Reputation: 305
I have a triangular similarity matrix like this.
[[3, 1, 2, 0],
[1, 3, 0, 0],
[1, 0, 0, 0],
[0, 0, 0, 0]]
How do I calculate a weighted average for each row while discarding the zero elemets?
Upvotes: 0
Views: 141
Reputation: 6748
You can use numpy to calculate weighted average.
import numpy as np
a = np.array([
[3, 1, 2, 0],
[1, 3, 0, 0],
[1, 0, 0, 0],
[0, 0, 0, 0]
])
weights = np.array([1,2,3,4])
#create an mask where element is 0
ma = np.ma.masked_equal(a,0)
#take masked weighted average
ans = np.ma.average(ma, weights=weights,axis = 1)
#fill masked points as 0
ans.filled(0)
Output:
array([1.83333333, 2.33333333, 1. , 0. ])
Just Python:
ar = [[3, 1, 2, 0],
[1, 3, 0, 0],
[1, 0, 0, 0],
[0, 0, 0, 0]]
weight = [1,2,3,4]
ans=[]
for li in ar:
wa = 0 #weighted average
we = 0 #weights
for index,ele in enumerate(li):
if ele !=0:
wa+=weight[index]*ele
we+=weight[index]
if we!=0:
ans.append(wa/we)
else:
ans.append(0)
ans
Upvotes: 0
Reputation: 88236
You could add along the second axis, and divide by the sum
over the amount of non-zero values per row. Then with where
in np.divide
you can divide where a condition is satisfied, which by setting it to a mask specifying where non-zero values are, you can prevent getting a division by zero error:
a = np.array([[3, 1, 2, 0],
[1, 3, 0, 0],
[1, 0, 0, 0],
[0, 0, 0, 0]])
m = (a!=0).sum(1)
np.divide(a.sum(1), m, where=m!=0)
# array([2., 2., 1., 0.])
Upvotes: 2
Reputation: 657
Loop over each row, then loop over each element. When looping over the elements, don't include zeros.
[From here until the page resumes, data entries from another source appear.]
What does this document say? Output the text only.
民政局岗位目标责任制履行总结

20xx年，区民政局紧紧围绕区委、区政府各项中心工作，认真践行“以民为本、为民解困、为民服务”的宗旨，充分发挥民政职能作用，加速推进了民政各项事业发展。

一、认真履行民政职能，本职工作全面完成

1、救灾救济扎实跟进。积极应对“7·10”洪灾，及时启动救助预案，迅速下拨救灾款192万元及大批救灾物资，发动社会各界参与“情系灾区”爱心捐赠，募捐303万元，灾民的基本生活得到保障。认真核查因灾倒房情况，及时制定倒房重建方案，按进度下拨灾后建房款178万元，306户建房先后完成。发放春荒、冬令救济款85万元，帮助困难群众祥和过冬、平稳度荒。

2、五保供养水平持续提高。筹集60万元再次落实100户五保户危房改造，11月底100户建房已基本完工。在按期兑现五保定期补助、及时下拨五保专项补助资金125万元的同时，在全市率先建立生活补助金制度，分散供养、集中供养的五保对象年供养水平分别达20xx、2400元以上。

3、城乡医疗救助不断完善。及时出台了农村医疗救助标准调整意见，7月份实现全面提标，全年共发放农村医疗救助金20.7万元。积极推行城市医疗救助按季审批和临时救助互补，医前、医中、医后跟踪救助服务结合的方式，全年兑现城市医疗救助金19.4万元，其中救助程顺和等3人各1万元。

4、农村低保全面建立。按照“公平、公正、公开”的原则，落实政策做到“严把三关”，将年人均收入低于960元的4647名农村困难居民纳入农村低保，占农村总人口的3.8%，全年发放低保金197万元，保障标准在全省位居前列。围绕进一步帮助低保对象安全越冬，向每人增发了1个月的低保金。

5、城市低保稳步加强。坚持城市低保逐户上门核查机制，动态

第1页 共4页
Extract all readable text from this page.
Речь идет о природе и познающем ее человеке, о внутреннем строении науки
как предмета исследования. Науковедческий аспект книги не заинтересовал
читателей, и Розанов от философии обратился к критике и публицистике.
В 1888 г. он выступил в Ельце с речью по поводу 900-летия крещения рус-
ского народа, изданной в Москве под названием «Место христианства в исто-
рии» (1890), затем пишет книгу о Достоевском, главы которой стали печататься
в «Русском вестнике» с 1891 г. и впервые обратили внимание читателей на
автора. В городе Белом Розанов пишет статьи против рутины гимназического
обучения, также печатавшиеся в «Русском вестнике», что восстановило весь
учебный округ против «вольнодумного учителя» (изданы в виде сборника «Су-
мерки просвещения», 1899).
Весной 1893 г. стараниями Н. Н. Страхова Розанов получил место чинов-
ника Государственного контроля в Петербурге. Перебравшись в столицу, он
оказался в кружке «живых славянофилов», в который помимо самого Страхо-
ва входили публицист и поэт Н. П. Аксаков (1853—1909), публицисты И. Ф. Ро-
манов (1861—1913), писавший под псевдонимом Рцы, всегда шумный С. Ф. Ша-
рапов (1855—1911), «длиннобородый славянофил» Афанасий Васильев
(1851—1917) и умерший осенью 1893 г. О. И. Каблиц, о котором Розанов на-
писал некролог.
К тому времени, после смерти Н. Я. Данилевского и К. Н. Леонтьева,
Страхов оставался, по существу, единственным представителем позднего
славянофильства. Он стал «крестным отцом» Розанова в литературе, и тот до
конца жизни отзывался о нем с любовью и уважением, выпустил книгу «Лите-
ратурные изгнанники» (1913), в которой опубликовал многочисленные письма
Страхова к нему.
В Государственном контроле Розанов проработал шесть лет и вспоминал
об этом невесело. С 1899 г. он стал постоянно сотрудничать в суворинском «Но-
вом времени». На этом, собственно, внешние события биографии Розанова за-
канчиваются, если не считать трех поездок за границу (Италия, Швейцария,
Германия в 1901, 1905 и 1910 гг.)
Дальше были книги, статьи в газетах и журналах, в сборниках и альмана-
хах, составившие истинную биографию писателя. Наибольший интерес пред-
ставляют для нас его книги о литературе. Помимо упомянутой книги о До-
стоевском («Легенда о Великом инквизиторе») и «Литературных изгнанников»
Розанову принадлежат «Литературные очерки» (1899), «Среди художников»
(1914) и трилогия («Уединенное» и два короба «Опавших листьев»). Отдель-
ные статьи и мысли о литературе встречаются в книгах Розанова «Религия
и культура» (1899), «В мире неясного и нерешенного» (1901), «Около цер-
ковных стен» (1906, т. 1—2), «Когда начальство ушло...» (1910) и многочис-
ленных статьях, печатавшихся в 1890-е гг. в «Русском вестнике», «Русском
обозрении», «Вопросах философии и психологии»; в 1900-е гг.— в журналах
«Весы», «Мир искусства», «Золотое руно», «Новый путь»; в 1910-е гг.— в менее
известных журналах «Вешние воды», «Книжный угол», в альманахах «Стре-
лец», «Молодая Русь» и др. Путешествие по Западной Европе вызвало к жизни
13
If you find only elements which are zero, just add zero (or whatever you want the default value to be) to your list.
weighted_averages = []
for row in matrix:
total_weight = 0
number_of_weights = 0
for element in row:
if element != 0:
total_weight += element
number_of_weights += 1
if number_of_weights == 0:
weighted_averages.append(0)
else:
weighted_averages.append(total_weight/number_of_weights)
weighted_averages
in your case comes back as:
[2.0, 2.0, 1.0, 0]
Upvotes: 0